Zur Finanzierung von Maßnahmen der Drogen- und Suchthilfe verweist die Landesregierung darauf, dass der Haushaltsansatz für die Landesförderung von Maßnahmen zur Bekämpfung der Sucht im Rahmen der Haushaltskonsolidierung in den vergangenen beiden Jahren um ca. 28 % reduziert wurde, und zwar von 15.844.400 Euro im Jahr 2005 auf 11.408.000 Euro im Jahr 2007. Seit 2007 erfolge die Landesförderung von Sucht- und Drogenhilfeeinrichtungen nicht mehr auf der Grundlage von Förderrichtlinien, sondern im Wege einer fachbezogenen Pauschale an die Kommune. Über die Höhe der finanziellen Aufwendungen der einzelnen Kommunen und Kreise für das Drogenhilfesystem liegen der Landesregierung keine Angaben vor. Im Regelfall gewährt das Land einen anteiligen Zuschuss in Höhe von 20 – 30 % der Gesamtkosten des Suchtpräventions- oder Hilfeangebots bzw. der betreffenden Personalstelle.

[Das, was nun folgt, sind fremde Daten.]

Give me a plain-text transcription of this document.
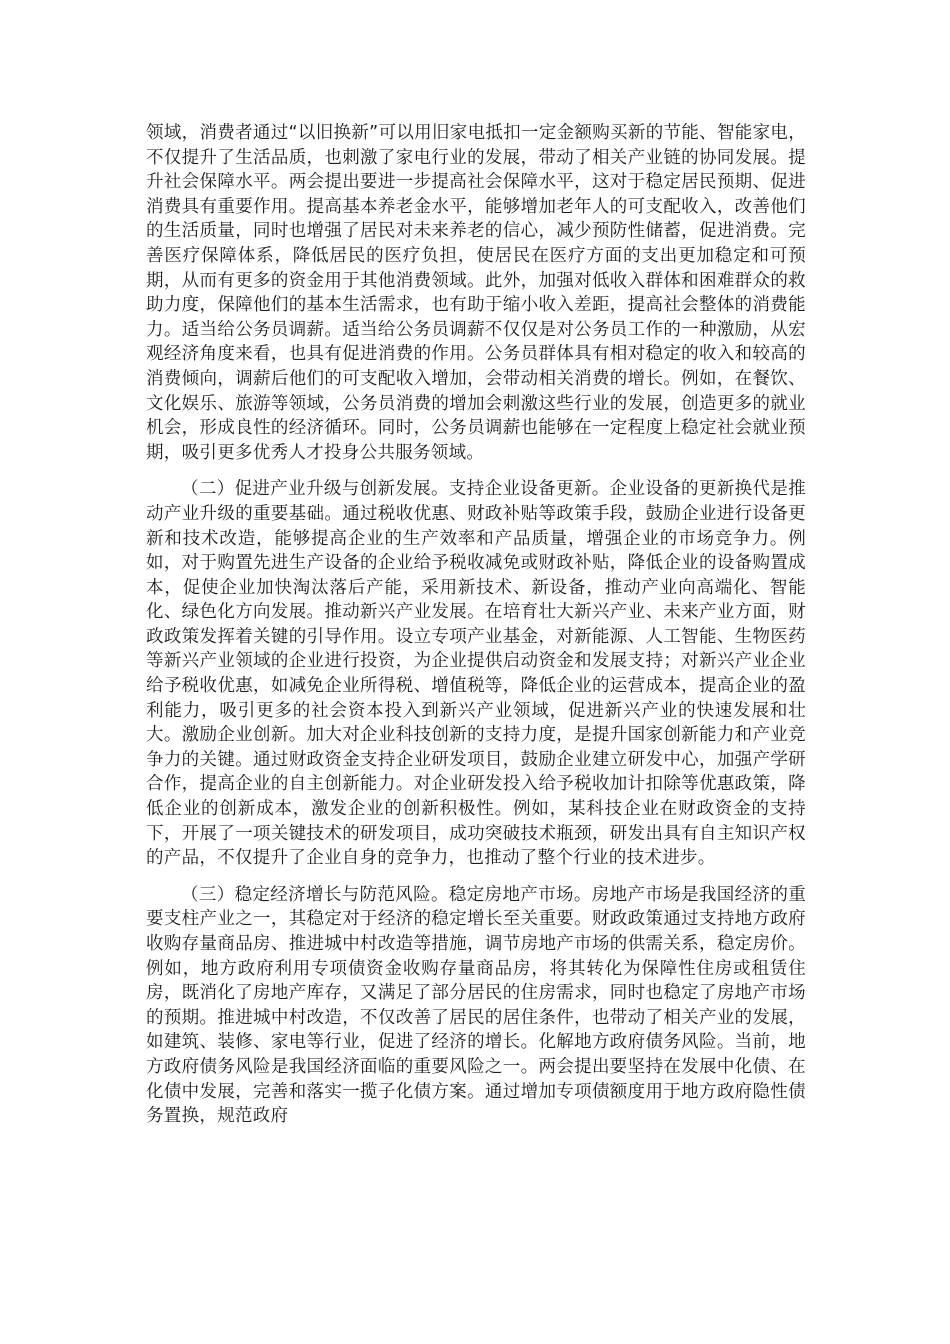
领域，消费者通过“以旧换新”可以用旧家电抵扣一定金额购买新的节能、智能家电，不仅提升了生活品质，也刺激了家电行业的发展，带动了相关产业链的协同发展。提升社会保障水平。两会提出要进一步提高社会保障水平，这对于稳定居民预期、促进消费具有重要作用。提高基本养老金水平，能够增加老年人的可支配收入，改善他们的生活质量，同时也增强了居民对未来养老的信心，减少预防性储蓄，促进消费。完善医疗保障体系，降低居民的医疗负担，使居民在医疗方面的支出更加稳定和可预期，从而有更多的资金用于其他消费领域。此外，加强对低收入群体和困难群众的救助力度，保障他们的基本生活需求，也有助于缩小收入差距，提高社会整体的消费能力。适当给公务员调薪。适当给公务员调薪不仅仅是对公务员工作的一种激励，从宏观经济角度来看，也具有促进消费的作用。公务员群体具有相对稳定的收入和较高的消费倾向，调薪后他们的可支配收入增加，会带动相关消费的增长。例如，在餐饮、文化娱乐、旅游等领域，公务员消费的增加会刺激这些行业的发展，创造更多的就业机会，形成良性的经济循环。同时，公务员调薪也能够在一定程度上稳定社会就业预期，吸引更多优秀人才投身公共服务领域。

（二）促进产业升级与创新发展。支持企业设备更新。企业设备的更新换代是推动产业升级的重要基础。通过税收优惠、财政补贴等政策手段，鼓励企业进行设备更新和技术改造，能够提高企业的生产效率和产品质量，增强企业的市场竞争力。例如，对于购置先进生产设备的企业给予税收减免或财政补贴，降低企业的设备购置成本，促使企业加快淘汰落后产能，采用新技术、新设备，推动产业向高端化、智能化、绿色化方向发展。推动新兴产业发展。在培育壮大新兴产业、未来产业方面，财政政策发挥着关键的引导作用。设立专项产业基金，对新能源、人工智能、生物医药等新兴产业领域的企业进行投资，为企业提供启动资金和发展支持；对新兴产业企业给予税收优惠，如减免企业所得税、增值税等，降低企业的运营成本，提高企业的盈利能力，吸引更多的社会资本投入到新兴产业领域，促进新兴产业的快速发展和壮大。激励企业创新。加大对企业科技创新的支持力度，是提升国家创新能力和产业竞争力的关键。通过财政资金支持企业研发项目，鼓励企业建立研发中心，加强产学研合作，提高企业的自主创新能力。对企业研发投入给予税收加计扣除等优惠政策，降低企业的创新成本，激发企业的创新积极性。例如，某科技企业在财政资金的支持下，开展了一项关键技术的研发项目，成功突破技术瓶颈，研发出具有自主知识产权的产品，不仅提升了企业自身的竞争力，也推动了整个行业的技术进步。

（三）稳定经济增长与防范风险。稳定房地产市场。房地产市场是我国经济的重要支柱产业之一，其稳定对于经济的稳定增长至关重要。财政政策通过支持地方政府收购存量商品房、推进城中村改造等措施，调节房地产市场的供需关系，稳定房价。例如，地方政府利用专项债资金收购存量商品房，将其转化为保障性住房或租赁住房，既消化了房地产库存，又满足了部分居民的住房需求，同时也稳定了房地产市场的预期。推进城中村改造，不仅改善了居民的居住条件，也带动了相关产业的发展，如建筑、装修、家电等行业，促进了经济的增长。化解地方政府债务风险。当前，地方政府债务风险是我国经济面临的重要风险之一。两会提出要坚持在发展中化债、在化债中发展，完善和落实一揽子化债方案。通过增加专项债额度用于地方政府隐性债务置换，规范政府
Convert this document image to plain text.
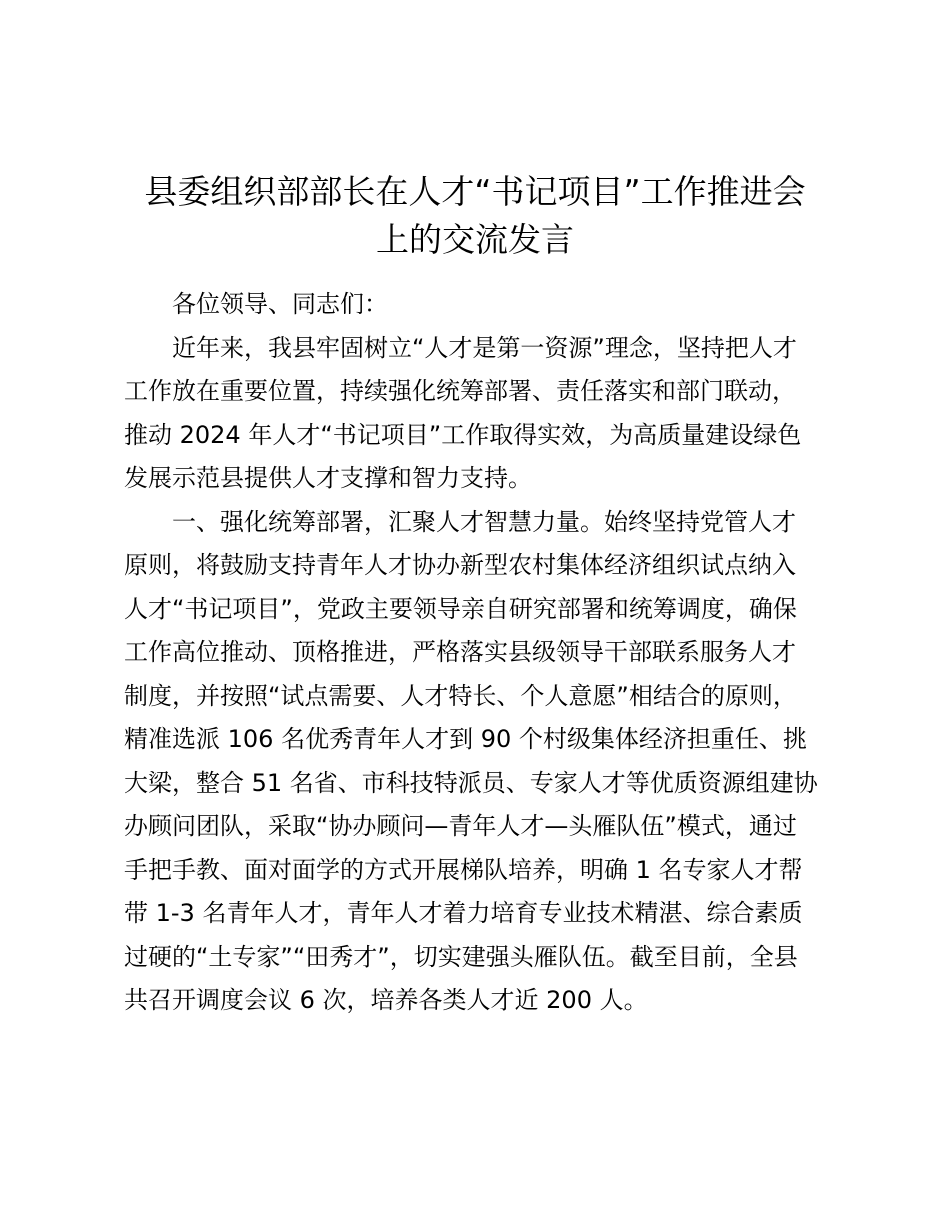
县委组织部部长在人才“书记项目”工作推进会
上的交流发言
各位领导、同志们：
近年来，我县牢固树立“人才是第一资源”理念，坚持把人才
工作放在重要位置，持续强化统筹部署、责任落实和部门联动，
推动 2024 年人才“书记项目”工作取得实效，为高质量建设绿色
发展示范县提供人才支撑和智力支持。
一、强化统筹部署，汇聚人才智慧力量。始终坚持党管人才
原则，将鼓励支持青年人才协办新型农村集体经济组织试点纳入
人才“书记项目”，党政主要领导亲自研究部署和统筹调度，确保
工作高位推动、顶格推进，严格落实县级领导干部联系服务人才
制度，并按照“试点需要、人才特长、个人意愿”相结合的原则，
精准选派 106 名优秀青年人才到 90 个村级集体经济担重任、挑
大梁，整合 51 名省、市科技特派员、专家人才等优质资源组建协
办顾问团队，采取“协办顾问—青年人才—头雁队伍”模式，通过
手把手教、面对面学的方式开展梯队培养，明确 1 名专家人才帮
带 1-3 名青年人才，青年人才着力培育专业技术精湛、综合素质
过硬的“土专家”“田秀才”，切实建强头雁队伍。截至目前，全县
共召开调度会议 6 次，培养各类人才近 200 人。
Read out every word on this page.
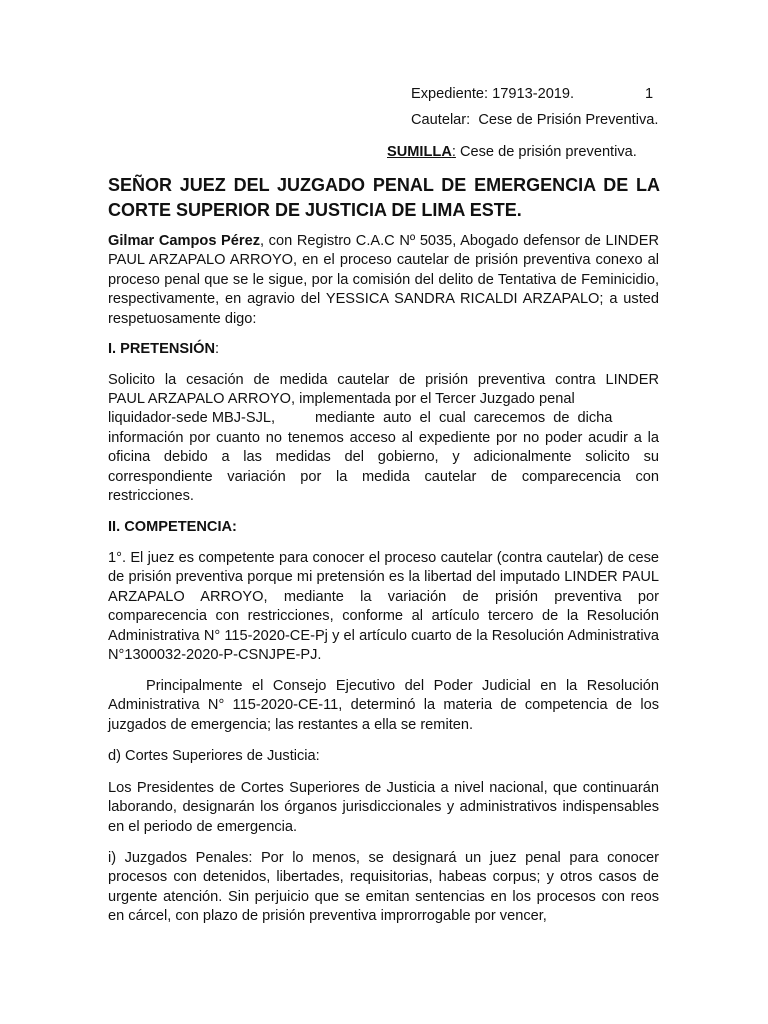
Expediente: 17913-2019.	1
Cautelar: Cese de Prisión Preventiva.
SUMILLA: Cese de prisión preventiva.

SEÑOR JUEZ DEL JUZGADO PENAL DE EMERGENCIA DE LA CORTE SUPERIOR DE JUSTICIA DE LIMA ESTE.

Gilmar Campos Pérez, con Registro C.A.C Nº 5035, Abogado defensor de LINDER PAUL ARZAPALO ARROYO, en el proceso cautelar de prisión preventiva conexo al proceso penal que se le sigue, por la comisión del delito de Tentativa de Feminicidio, respectivamente, en agravio del YESSICA SANDRA RICALDI ARZAPALO; a usted respetuosamente digo:

I. PRETENSIÓN:

Solicito la cesación de medida cautelar de prisión preventiva contra LINDER
PAUL ARZAPALO ARROYO, implementada por el Tercer Juzgado penal
liquidador-sede MBJ-SJL,	mediante auto el cual carecemos de dicha

información por cuanto no tenemos acceso al expediente por no poder acudir a la oficina debido a las medidas del gobierno, y adicionalmente solicito su correspondiente variación por la medida cautelar de comparecencia con restricciones.

II. COMPETENCIA:

1°. El juez es competente para conocer el proceso cautelar (contra cautelar) de cese de prisión preventiva porque mi pretensión es la libertad del imputado LINDER PAUL ARZAPALO ARROYO, mediante la variación de prisión preventiva por comparecencia con restricciones, conforme al artículo tercero de la Resolución Administrativa N° 115-2020-CE-Pj y el artículo cuarto de la Resolución Administrativa N°1300032-2020-P-CSNJPE-PJ.

Principalmente el Consejo Ejecutivo del Poder Judicial en la Resolución Administrativa N° 115-2020-CE-11, determinó la materia de competencia de los juzgados de emergencia; las restantes a ella se remiten.

d) Cortes Superiores de Justicia:

Los Presidentes de Cortes Superiores de Justicia a nivel nacional, que continuarán laborando, designarán los órganos jurisdiccionales y administrativos indispensables en el periodo de emergencia.

i) Juzgados Penales: Por lo menos, se designará un juez penal para conocer procesos con detenidos, libertades, requisitorias, habeas corpus; y otros casos de urgente atención. Sin perjuicio que se emitan sentencias en los procesos con reos en cárcel, con plazo de prisión preventiva improrrogable por vencer,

Ziel der Kommunalisierung der Landesförderung ist nach Angaben der Landesregierung die Stärkung der kommunalen Planungs-, Handlungs- und Steuerungsfähigkeit, um die bedarfsgerechte und qualitätsgesicherte Weiterentwicklung der bestehenden Präventions- und Hilfestruktur vor Ort zu erleichtern. Die Kommunen könnten unter Beachtung der im Haushaltsgesetz festgeschriebenen Ziele und Aufgaben eigenverantwortlich über den zweckentsprechenden Einsatz der Landesmittel entscheiden. Die Kommunalisierung der Landesförderung berühre zunächst weder den Leistungsumfang noch die Höhe der Landesförderung für die bislang geförderten Einrichtungen und Angebote. Das Land habe bei der Festlegung der fachbezogenen Pauschale für das Jahr 2007 die Förderbeträge des Jahres 2006 zugrunde gelegt. Die Kommunen hätten sich ihrerseits grundsätzlich bereit erklärt, die Förderbeträge in unveränderter Höhe an die im Jahr 2006 geförderten Einrichtungsträger weiterzuleiten. Für das Jahr 2008 sei eine vergleichbare Übergangsregelung geplant.
Künftig sollte die Festlegung der fachbezogenen Pauschalen an die Kommunen auf der Grundlage von objektivierbaren Kriterien erfolgen, die derzeit entwickelt werden. Diese Kriterien sollten den besonderen regionalen wie auch überregionalen Anforderungen und Besonderheiten Rechnung tragen. Bei ihrer Festlegung sollten neben der Bevölkerungszahl und sozialraumbezogenen Daten auch die Ergebnisse einer Analyse des bestehenden Suchthilfesystems sowie krankenspezifische Aspekte und die unterschiedlichen strukturellen Anforderungen im Suchtbereich Berücksichtigung finden. Zur Unterstützung von Kommunen und Einrichtungsträgern bei der Umsetzung der Kommunalisierung sollten die wesentlichen Grundsätze zu Zielen, Aufgaben, fachlichen Mindeststandards sowie zum Qualitätsmanagement und Berichtswesen in einer Rahmenvereinbarung zwischen Land, Kommunen und freien Trägern festgeschrieben werden.